Up to the DM
By default, spells do only what they say the do in 5e. Since thaumaturgy does not say anything about granting advantage (though it certainly can allow some sort of sound to occur behind an enemy), by the rules it does not.
However, it is well within the DM's purview to take an individual clever use like you have given here and grant advantage based on it. You will have to talk to them to see if they will accept this kind of ruling however. I also wouldn't expect them to allow it to work every single time you try necessarily.
The DMG does describe cases where granting advantage is worth considering (note not required) with a couple of them being:
Circumstances not related to a creature's inherent capabilities provide it with an edge.
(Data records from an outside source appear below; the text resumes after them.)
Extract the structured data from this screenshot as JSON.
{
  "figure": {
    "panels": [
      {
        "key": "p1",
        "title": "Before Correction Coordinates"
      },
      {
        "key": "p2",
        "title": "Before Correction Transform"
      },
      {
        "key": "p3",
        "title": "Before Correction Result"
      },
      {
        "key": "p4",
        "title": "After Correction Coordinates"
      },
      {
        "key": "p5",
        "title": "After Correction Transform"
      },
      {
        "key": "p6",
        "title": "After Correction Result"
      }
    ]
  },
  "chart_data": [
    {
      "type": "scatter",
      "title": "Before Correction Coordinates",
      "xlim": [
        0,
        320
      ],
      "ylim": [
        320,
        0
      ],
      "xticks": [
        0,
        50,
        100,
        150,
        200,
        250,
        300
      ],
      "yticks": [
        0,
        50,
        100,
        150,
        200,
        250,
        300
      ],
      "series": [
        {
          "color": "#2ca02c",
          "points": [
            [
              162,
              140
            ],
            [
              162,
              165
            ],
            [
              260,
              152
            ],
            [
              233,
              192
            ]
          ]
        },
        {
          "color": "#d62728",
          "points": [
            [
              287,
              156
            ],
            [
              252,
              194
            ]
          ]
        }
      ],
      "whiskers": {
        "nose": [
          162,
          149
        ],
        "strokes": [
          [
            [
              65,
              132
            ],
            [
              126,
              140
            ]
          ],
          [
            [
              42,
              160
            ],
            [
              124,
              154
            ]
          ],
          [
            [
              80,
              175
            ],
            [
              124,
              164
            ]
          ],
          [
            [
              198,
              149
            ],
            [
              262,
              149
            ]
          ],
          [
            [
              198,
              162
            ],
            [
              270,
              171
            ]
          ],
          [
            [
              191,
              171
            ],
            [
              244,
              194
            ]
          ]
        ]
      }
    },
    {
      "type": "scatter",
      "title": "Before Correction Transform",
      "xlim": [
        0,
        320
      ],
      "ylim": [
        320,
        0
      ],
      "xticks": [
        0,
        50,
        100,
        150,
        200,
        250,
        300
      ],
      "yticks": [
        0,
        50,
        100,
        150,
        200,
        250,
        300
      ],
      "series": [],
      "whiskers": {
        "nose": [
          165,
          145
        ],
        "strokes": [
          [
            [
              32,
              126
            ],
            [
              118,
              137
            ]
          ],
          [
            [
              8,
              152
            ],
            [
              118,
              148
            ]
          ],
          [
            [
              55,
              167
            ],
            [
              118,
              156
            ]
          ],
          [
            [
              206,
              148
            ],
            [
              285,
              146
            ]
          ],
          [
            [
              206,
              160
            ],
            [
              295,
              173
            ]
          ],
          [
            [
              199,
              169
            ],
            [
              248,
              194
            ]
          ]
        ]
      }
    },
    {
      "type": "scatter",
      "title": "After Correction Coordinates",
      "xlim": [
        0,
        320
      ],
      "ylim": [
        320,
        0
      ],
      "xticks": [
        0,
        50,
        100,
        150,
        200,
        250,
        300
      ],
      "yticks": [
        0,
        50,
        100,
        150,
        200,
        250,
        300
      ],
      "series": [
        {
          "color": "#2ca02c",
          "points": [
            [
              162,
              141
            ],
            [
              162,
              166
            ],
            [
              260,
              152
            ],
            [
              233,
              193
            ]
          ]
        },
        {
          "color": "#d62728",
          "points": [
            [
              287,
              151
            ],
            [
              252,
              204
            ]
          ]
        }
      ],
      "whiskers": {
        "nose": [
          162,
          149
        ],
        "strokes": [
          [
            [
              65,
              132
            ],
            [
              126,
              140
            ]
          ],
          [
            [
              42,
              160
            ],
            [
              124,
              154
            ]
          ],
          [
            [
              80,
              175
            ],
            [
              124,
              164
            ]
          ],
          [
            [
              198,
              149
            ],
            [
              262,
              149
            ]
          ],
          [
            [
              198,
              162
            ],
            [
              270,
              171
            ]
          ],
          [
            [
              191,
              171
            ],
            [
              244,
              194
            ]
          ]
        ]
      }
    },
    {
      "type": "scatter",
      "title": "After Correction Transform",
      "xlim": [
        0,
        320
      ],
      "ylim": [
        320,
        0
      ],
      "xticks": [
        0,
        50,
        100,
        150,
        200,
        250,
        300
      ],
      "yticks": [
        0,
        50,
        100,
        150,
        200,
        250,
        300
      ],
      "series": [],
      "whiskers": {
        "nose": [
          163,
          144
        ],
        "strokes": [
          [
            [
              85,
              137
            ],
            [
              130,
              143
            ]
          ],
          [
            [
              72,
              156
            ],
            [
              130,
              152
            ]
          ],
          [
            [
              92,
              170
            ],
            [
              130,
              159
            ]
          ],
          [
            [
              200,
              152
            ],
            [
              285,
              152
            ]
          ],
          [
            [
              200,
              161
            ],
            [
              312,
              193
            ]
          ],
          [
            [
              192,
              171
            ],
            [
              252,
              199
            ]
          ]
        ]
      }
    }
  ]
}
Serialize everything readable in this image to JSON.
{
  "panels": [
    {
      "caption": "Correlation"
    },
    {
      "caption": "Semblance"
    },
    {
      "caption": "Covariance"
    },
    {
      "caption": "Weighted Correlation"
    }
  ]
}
Previous actions (whether taken by the character making the attempt or some other creature) improve the chances of success.
Either one could be applied to the scenario of a distracted enemy, but it would be up to the DM to decide that individually.
It should not be allowed consistently because it impinges on some other features
While the DM is within their right to allow or disallow anything at their table, I suggest not letting this work more than one or two special times. This is because giving advantage is a powerful tool and there are other game features which are made to do this. Allowing things like a cantrip to do it when it is not in their normal ability makes those other features less important. More specifically, granting advantage at range is really good.
There is an action you can take in combat called Help that allows you to give advantage, but only a mastermind rogue can do it at range. This shows you how powerful of a feature it is that it is built into a class. Mage Hand Ledgerdemain, another rogue class feature also allows this.
So, as a DM just watch out when allowing things like this so that you don't cheapen the power of other features.